Reprimiendo su sorpresa, Inyanna asintió. El noble hizo una inclinación de cabeza y se volvió. Compró tres minúsculas tallas, dejó una bolsa de monedas en el mostrador y se marchó con sus tres acompañantes. Inyanna contempló maravillada la obra de arte que tenía en la mano. Sidoun salió de las sombras.

—¡Eso vale diez reales! ¡Véndelo al mismo comerciante!

—No —dijo ella. Y dirigiéndose al vendedor inquirió—: ¿Quién era ese hombre?

—¿No lo conoce?

—Si lo conociera no le preguntaría su nombre.

—Claro, claro. —El gayrog emitió silbidos—. Es Durand Livolk. Es el chambelán del duque.

—¿Y los otros tres?

—Dos están al servicio del duque, y el tercero es compañero del hermano del duque, Calain.

—Ah —dijo Inyanna. Levantó la esfera de marfil—. ¿Podría montar esto en una cadena?

—Sólo tardaré un momento.

—¿Qué valdrá una cadena digna de este objeto? El gayrog le lanzó una larga, calculadora mirada.

—La cadena es un simple accesorio de la talla. Y puesto que la talla fue un obsequio, así será con la cadena.

El vendedor dispuso finos eslabones de oro en la bola de marfil y metió la joya en una cajita de reluciente piel de estaca.

—¡Por lo menos veinte reales, con la cadena! —murmuró Sidoun, perplejo, en cuanto salieron de la tienda—. ¡Llévalo a esa tienda y véndelo, Inyanna!

—Es un obsequio —dijo ella tranquilamente—. Lo luciré mañana por la noche, cuando cene en la Isla de Narabal.
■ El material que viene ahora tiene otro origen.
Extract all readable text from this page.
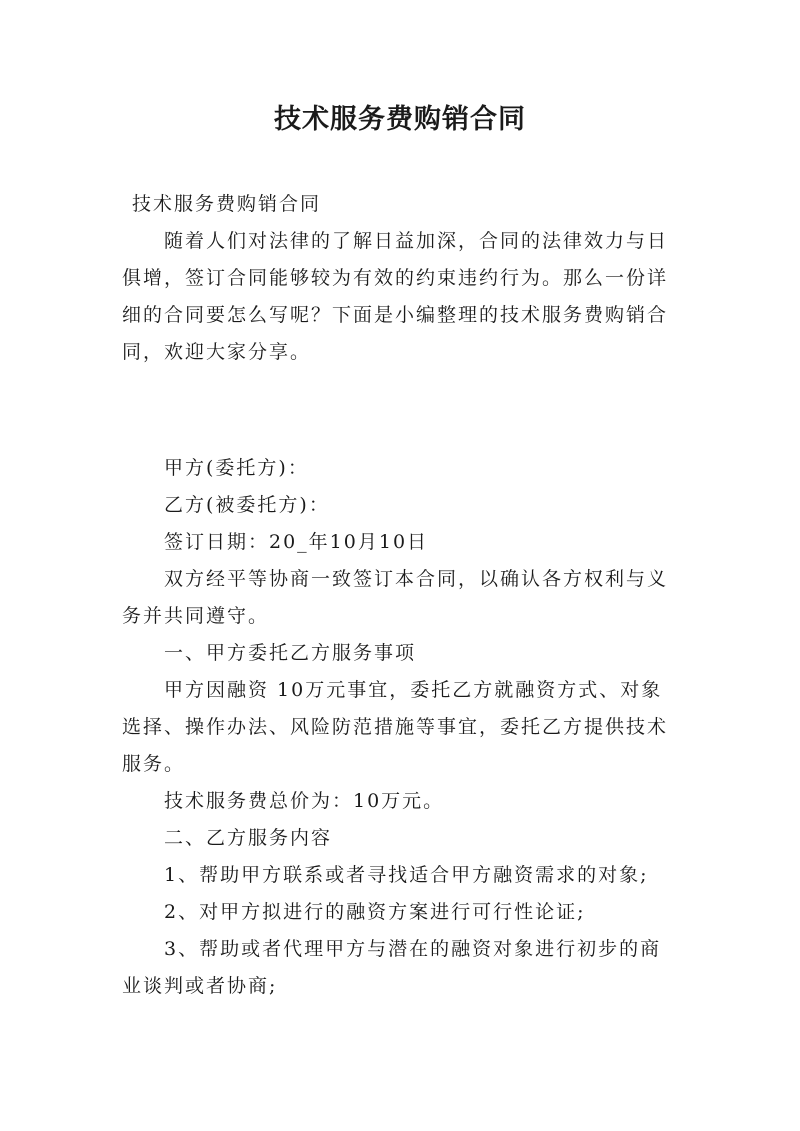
技术服务费购销合同

技术服务费购销合同

随着人们对法律的了解日益加深，合同的法律效力与日俱增，签订合同能够较为有效的约束违约行为。那么一份详细的合同要怎么写呢？下面是小编整理的技术服务费购销合同，欢迎大家分享。

甲方(委托方)：

乙方(被委托方)：

签订日期：20_年10月10日

双方经平等协商一致签订本合同，以确认各方权利与义务并共同遵守。

一、甲方委托乙方服务事项

甲方因融资 10万元事宜，委托乙方就融资方式、对象选择、操作办法、风险防范措施等事宜，委托乙方提供技术服务。

技术服务费总价为：10万元。

二、乙方服务内容

1、帮助甲方联系或者寻找适合甲方融资需求的对象;

2、对甲方拟进行的融资方案进行可行性论证;

3、帮助或者代理甲方与潜在的融资对象进行初步的商业谈判或者协商;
Pero no podía acudir a la cena con la túnica que llevaba puesta. Y encontrar otra tan fina y elegante en las tiendas del Gran Bazar precisó dos horas de diligente trabajo al día siguiente. Pero por fin Inyanna encontró una que era lo más próximo a la desnudez y empero envolvía todo su cuerpo en misterio. Ésa fue la túnica que vistió en la Isla de Narabal, con la talla de marfil suspendida entre sus pechos.
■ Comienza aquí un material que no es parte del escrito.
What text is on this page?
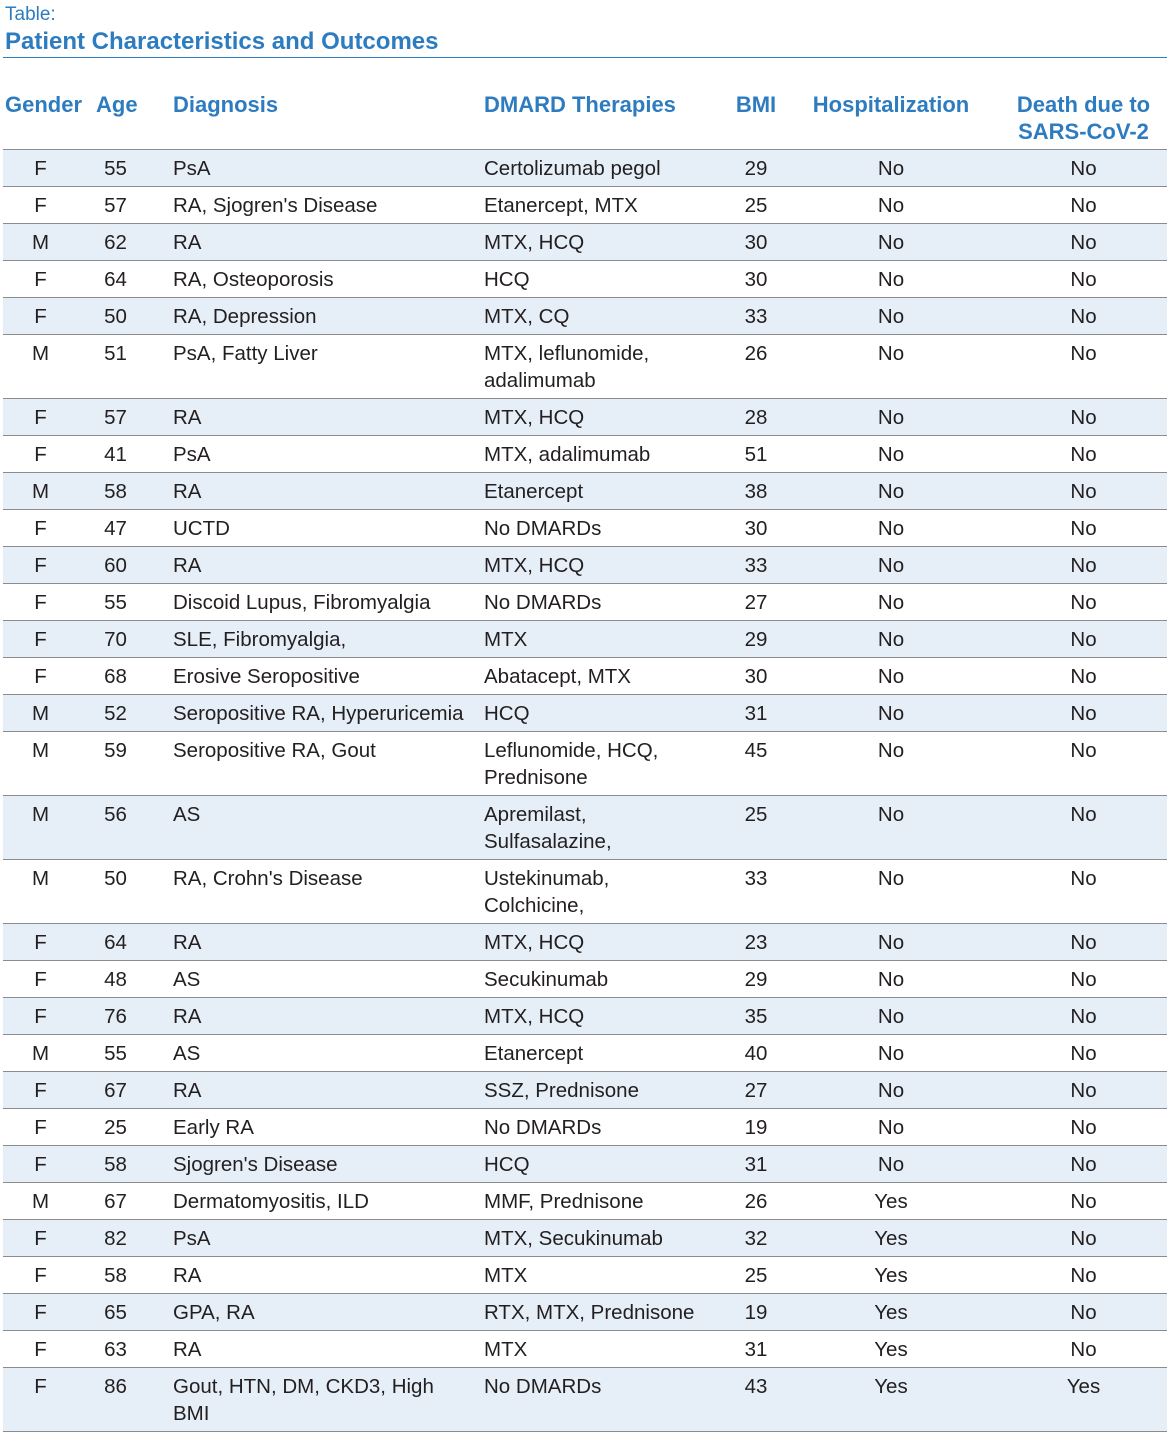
Table:
Patient Characteristics and Outcomes
Gender	Age	Diagnosis	DMARD Therapies	BMI	Hospitalization	Death due to SARS-CoV-2
F	55	PsA	Certolizumab pegol	29	No	No
F	57	RA, Sjogren's Disease	Etanercept, MTX	25	No	No
M	62	RA	MTX, HCQ	30	No	No
F	64	RA, Osteoporosis	HCQ	30	No	No
F	50	RA, Depression	MTX, CQ	33	No	No
M	51	PsA, Fatty Liver	MTX, leflunomide, adalimumab	26	No	No
F	57	RA	MTX, HCQ	28	No	No
F	41	PsA	MTX, adalimumab	51	No	No
M	58	RA	Etanercept	38	No	No
F	47	UCTD	No DMARDs	30	No	No
F	60	RA	MTX, HCQ	33	No	No
F	55	Discoid Lupus, Fibromyalgia	No DMARDs	27	No	No
F	70	SLE, Fibromyalgia,	MTX	29	No	No
F	68	Erosive Seropositive	Abatacept, MTX	30	No	No
M	52	Seropositive RA, Hyperuricemia	HCQ	31	No	No
M	59	Seropositive RA, Gout	Leflunomide, HCQ, Prednisone	45	No	No
M	56	AS	Apremilast, Sulfasalazine,	25	No	No
M	50	RA, Crohn's Disease	Ustekinumab, Colchicine,	33	No	No
F	64	RA	MTX, HCQ	23	No	No
F	48	AS	Secukinumab	29	No	No
F	76	RA	MTX, HCQ	35	No	No
M	55	AS	Etanercept	40	No	No
F	67	RA	SSZ, Prednisone	27	No	No
F	25	Early RA	No DMARDs	19	No	No
F	58	Sjogren's Disease	HCQ	31	No	No
M	67	Dermatomyositis, ILD	MMF, Prednisone	26	Yes	No
F	82	PsA	MTX, Secukinumab	32	Yes	No
F	58	RA	MTX	25	Yes	No
F	65	GPA, RA	RTX, MTX, Prednisone	19	Yes	No
F	63	RA	MTX	31	Yes	No
F	86	Gout, HTN, DM, CKD3, High BMI	No DMARDs	43	Yes	Yes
En el restaurante no fue preciso identificarse. Al salir del transbordador, Inyanna fue recibida por un vroon serio y señorial vestido con librea ducal, que la guió por las exuberantes arboledas de parras y helechos hasta llegar a un umbroso cenador, apartado y fragante, en una parte de la isla separada del sector principal por densas espesuras. Tres personas aguardaban a Inyanna en una fulgurante mesa de madera de flor nocturna bajo una maraña de enredaderas cuyos tallos, gruesos y pilosos, soportaban el peso de enormes flores globulares de color azul. Uno de los presentes era Durand Livolk, el hombre que había regalado a Inyanna la talla de marfil. Había una mujer, esbelta y morena, tan elegante y resplandeciente como la misma mesa. Y el tercer comensal era un hombre que casi doblaba la edad de Inyanna, de constitución delicada, con finos labios muy apretados y suaves facciones. Los tres iban vestidos con tanto esplendor que Inyanna imaginó ir vestida con andrajos. Durand Livolk se levantó tranquilamente y se acercó a la recién llegada.